The chairman of OLPH’s festival said the volunteer energy that went into OLPH’s three-day annual extravaganza would be channeled into other activities that make money but don’t require as much capital and labor.

One thing about OLPH’s and all church festivals is that they attract fairgoers from outside the church membership. The beer, the gambling, the rock music, the elephant ears, the chicken dinners, and the rides have no religious content. They’re just fun.

They bring back to the community former parishioners and young people who have graduated from college, and throw together parishioners who don’t get a chance to talk at church.

The churches might try going with a beer-less, carnival-ride-less, and rock band-less festival (but don’t even try to make them give up the 50-50 lottery).
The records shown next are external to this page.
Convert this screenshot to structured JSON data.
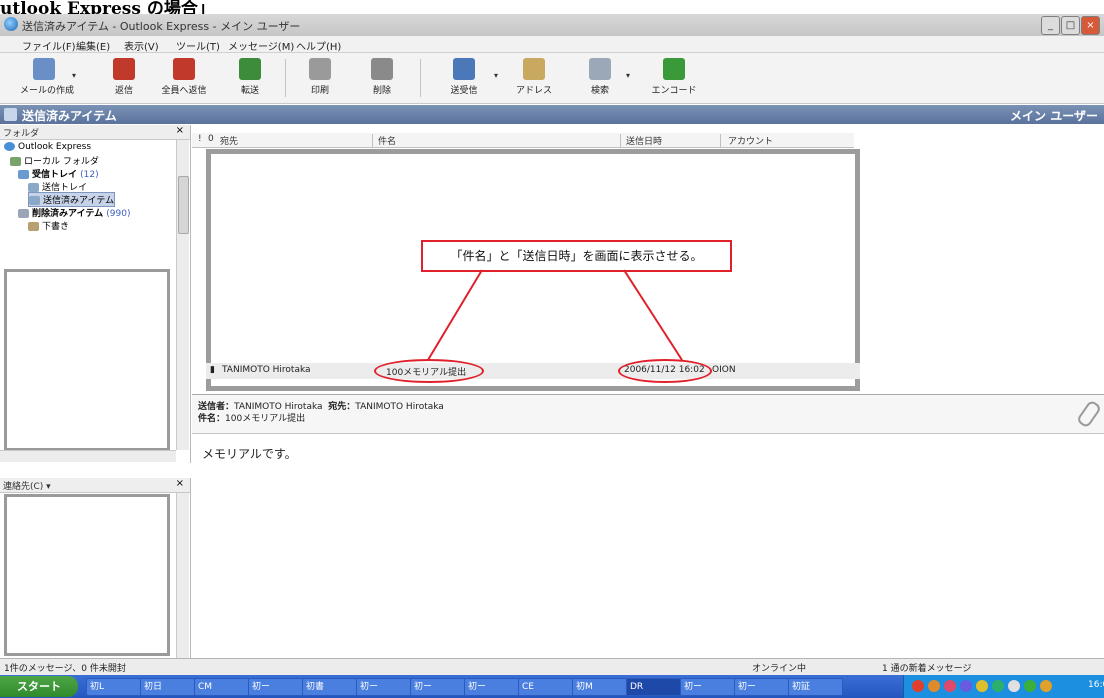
{
  "page_header": "utlook Express の場合」",
  "window": {
    "title": "送信済みアイテム - Outlook Express - メイン ユーザー",
    "controls": [
      "minimize",
      "maximize",
      "close"
    ]
  },
  "menu": [
    "ファイル(F)",
    "編集(E)",
    "表示(V)",
    "ツール(T)",
    "メッセージ(M)",
    "ヘルプ(H)"
  ],
  "toolbar": [
    {
      "label": "メールの作成",
      "icon": "compose-icon",
      "color": "#6a8fc6"
    },
    {
      "label": "返信",
      "icon": "reply-icon",
      "color": "#c0392b"
    },
    {
      "label": "全員へ返信",
      "icon": "reply-all-icon",
      "color": "#c0392b"
    },
    {
      "label": "転送",
      "icon": "forward-icon",
      "color": "#3c8c3c"
    },
    {
      "label": "印刷",
      "icon": "print-icon",
      "color": "#9a9a9a"
    },
    {
      "label": "削除",
      "icon": "delete-icon",
      "color": "#8a8a8a"
    },
    {
      "label": "送受信",
      "icon": "send-receive-icon",
      "color": "#4a78b8"
    },
    {
      "label": "アドレス",
      "icon": "address-book-icon",
      "color": "#c9a860"
    },
    {
      "label": "検索",
      "icon": "find-icon",
      "color": "#9aa8b8"
    },
    {
      "label": "エンコード",
      "icon": "encoding-icon",
      "color": "#3a9a3a"
    }
  ],
  "folder_bar": {
    "title": "送信済みアイテム",
    "identity": "メイン ユーザー"
  },
  "folders_pane": {
    "title": "フォルダ",
    "items": [
      {
        "label": "Outlook Express",
        "count": ""
      },
      {
        "label": "ローカル フォルダ",
        "count": ""
      },
      {
        "label": "受信トレイ",
        "count": "(12)"
      },
      {
        "label": "送信トレイ",
        "count": ""
      },
      {
        "label": "送信済みアイテム",
        "count": ""
      },
      {
        "label": "削除済みアイテム",
        "count": "(990)"
      },
      {
        "label": "下書き",
        "count": ""
      }
    ]
  },
  "contacts_pane": {
    "title": "連絡先(C) ▾"
  },
  "message_list": {
    "columns": [
      "!",
      "0",
      "宛先",
      "件名",
      "送信日時",
      "アカウント"
    ],
    "row": {
      "to": "TANIMOTO Hirotaka",
      "subject": "100メモリアル提出",
      "sent": "2006/11/12 16:02",
      "account": "OION"
    }
  },
  "annotation": "「件名」と「送信日時」を画面に表示させる。",
  "preview": {
    "from_label": "送信者：",
    "from": "TANIMOTO Hirotaka",
    "to_label": "宛先：",
    "to": "TANIMOTO Hirotaka",
    "subject_label": "件名：",
    "subject": "100メモリアル提出",
    "body": "メモリアルです。"
  },
  "status": {
    "left": "1件のメッセージ、0 件未開封",
    "online": "オンライン中",
    "unread": "1 通の新着メッセージ"
  },
  "taskbar": {
    "start": "スタート",
    "tasks": [
      "初L",
      "初日",
      "CM",
      "初ー",
      "初書",
      "初ー",
      "初ー",
      "初ー",
      "CE",
      "初M",
      "DR",
      "初ー",
      "初ー",
      "初証"
    ],
    "clock": "16:0"
  },
  "colors": {
    "accent": "#5a729c",
    "annotation": "#e0202a",
    "taskbar": "#2456c0"
  }
}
It would be fun for everyone involved, but the revenue would be modest compared to the kind of income beer and carnival festivals generate.
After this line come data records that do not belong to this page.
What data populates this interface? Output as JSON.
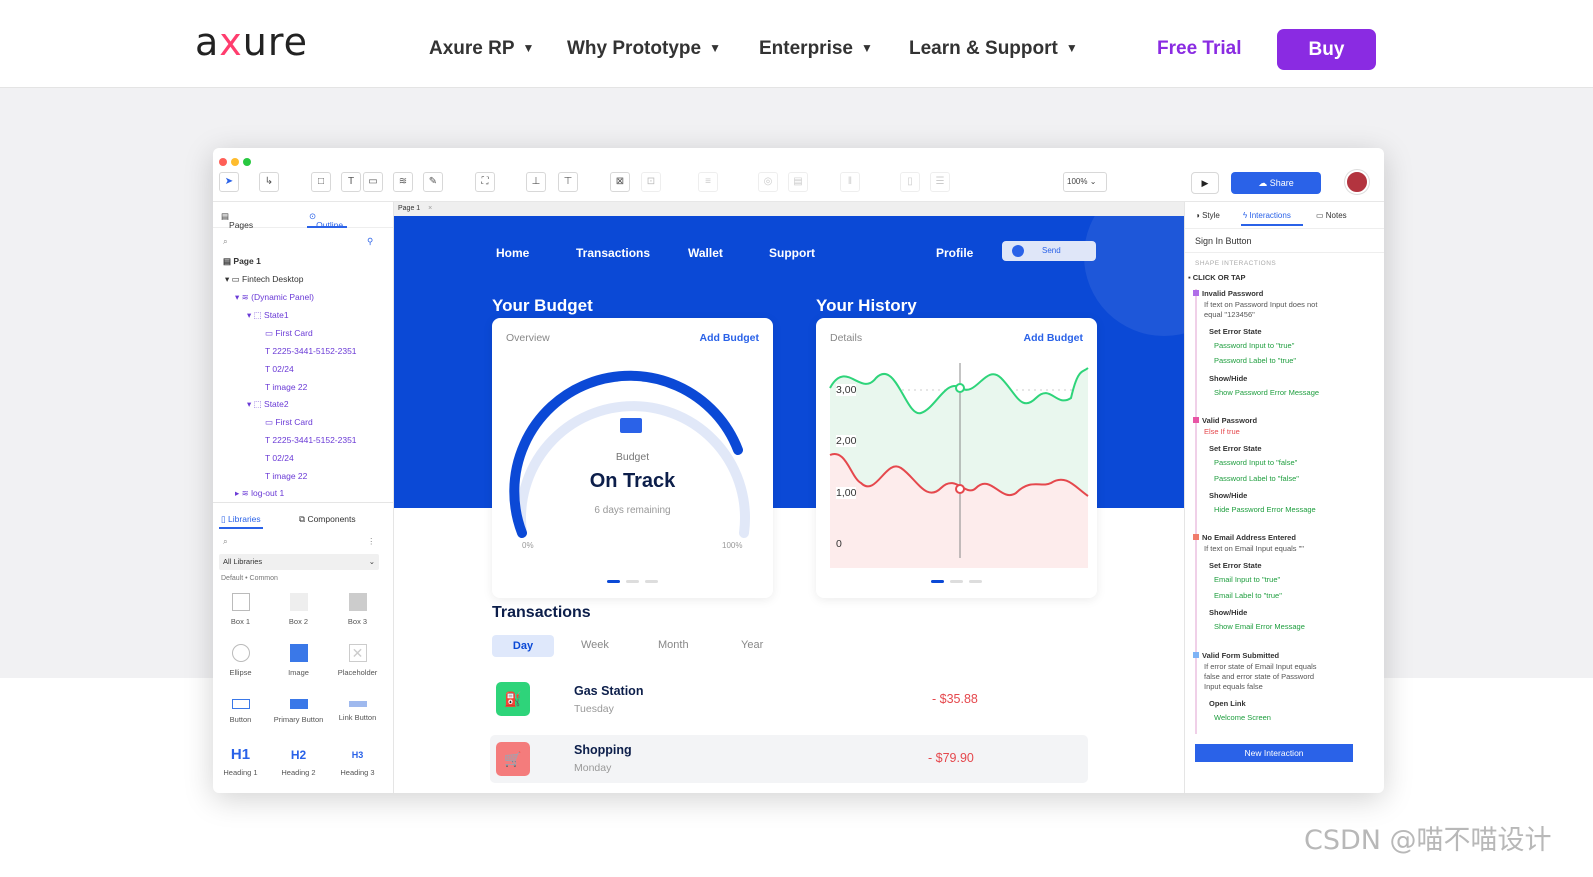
{
  "site": {
    "logo": "axure",
    "menu": [
      "Axure RP",
      "Why Prototype",
      "Enterprise",
      "Learn & Support"
    ],
    "free_trial": "Free Trial",
    "buy": "Buy",
    "accent": "#8a2be2"
  },
  "toolbar": {
    "zoom": "100%",
    "share": "Share"
  },
  "left": {
    "tab_pages": "Pages",
    "tab_outline": "Outline",
    "outline": [
      "Page 1",
      "Fintech Desktop",
      "(Dynamic Panel)",
      "State1",
      "First Card",
      "2225-3441-5152-2351",
      "02/24",
      "image 22",
      "State2",
      "First Card",
      "2225-3441-5152-2351",
      "02/24",
      "image 22",
      "log-out 1"
    ],
    "tab_libraries": "Libraries",
    "tab_components": "Components",
    "lib_select": "All Libraries",
    "lib_group": "Default • Common",
    "tiles": [
      "Box 1",
      "Box 2",
      "Box 3",
      "Ellipse",
      "Image",
      "Placeholder",
      "Button",
      "Primary Button",
      "Link Button",
      "Heading 1",
      "Heading 2",
      "Heading 3"
    ],
    "heading_glyphs": [
      "H1",
      "H2",
      "H3"
    ]
  },
  "canvas": {
    "page_tab": "Page 1",
    "nav": [
      "Home",
      "Transactions",
      "Wallet",
      "Support"
    ],
    "profile": "Profile",
    "send": "Send",
    "budget_title": "Your Budget",
    "history_title": "Your History",
    "budget_card": {
      "label": "Overview",
      "action": "Add Budget",
      "caption": "Budget",
      "status": "On Track",
      "sub": "6 days remaining",
      "min": "0%",
      "max": "100%"
    },
    "history_card": {
      "label": "Details",
      "action": "Add Budget",
      "ticks": [
        "3,00",
        "2,00",
        "1,00",
        "0"
      ]
    },
    "transactions_title": "Transactions",
    "periods": [
      "Day",
      "Week",
      "Month",
      "Year"
    ],
    "rows": [
      {
        "name": "Gas Station",
        "day": "Tuesday",
        "amount": "- $35.88"
      },
      {
        "name": "Shopping",
        "day": "Monday",
        "amount": "- $79.90"
      }
    ]
  },
  "right": {
    "tabs": [
      "Style",
      "Interactions",
      "Notes"
    ],
    "selected": "Sign In Button",
    "section": "SHAPE INTERACTIONS",
    "event": "CLICK OR TAP",
    "lines": [
      "Invalid Password",
      "If text on Password Input does not",
      "equal \"123456\"",
      "Set Error State",
      "Password Input to \"true\"",
      "Password Label to \"true\"",
      "Show/Hide",
      "Show Password Error Message",
      "Valid Password",
      "Else If true",
      "Set Error State",
      "Password Input to \"false\"",
      "Password Label to \"false\"",
      "Show/Hide",
      "Hide Password Error Message",
      "No Email Address Entered",
      "If text on Email Input equals \"\"",
      "Set Error State",
      "Email Input to \"true\"",
      "Email Label to \"true\"",
      "Show/Hide",
      "Show Email Error Message",
      "Valid Form Submitted",
      "If error state of Email Input equals",
      "false and error state of Password",
      "Input equals false",
      "Open Link",
      "Welcome Screen"
    ],
    "new_interaction": "New Interaction"
  },
  "watermark": "CSDN @喵不喵设计"
}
The announcement on Facebook of St. Patrick of Heatherdowns’ decision to give up its annual festival generated nearly three dozen comments. One commenter expressed the concern that a way of life is fading.

“It breaks my heart to see family activities such as these festivals shutting their doors. Another reason for our kids to sit with a phone in one hand and video game in the other. Because when they say there’s nothing to do, it’s getting truer and truer every single day,” the writer said.
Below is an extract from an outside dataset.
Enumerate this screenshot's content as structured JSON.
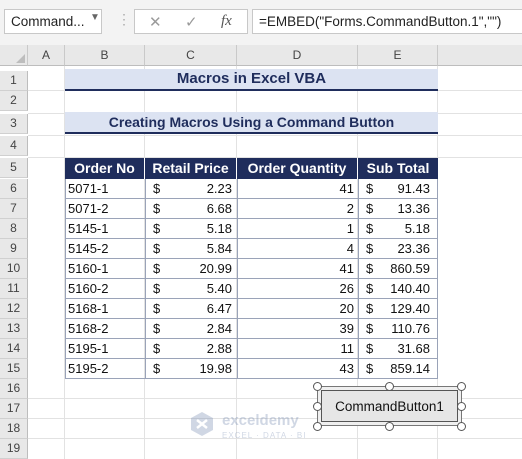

That may be too pessimistic. It’s more likely that people have too much to do, and don’t have the spare time for some traditional activities that are more relaxed.

Besides, churches and neighborhoods have been known to close a festival only to see it come come back a few years later with a fresh round of volunteers.

For OLPH festival volunteers there’s a bright side: Next year, they can take in the Old West End Festival.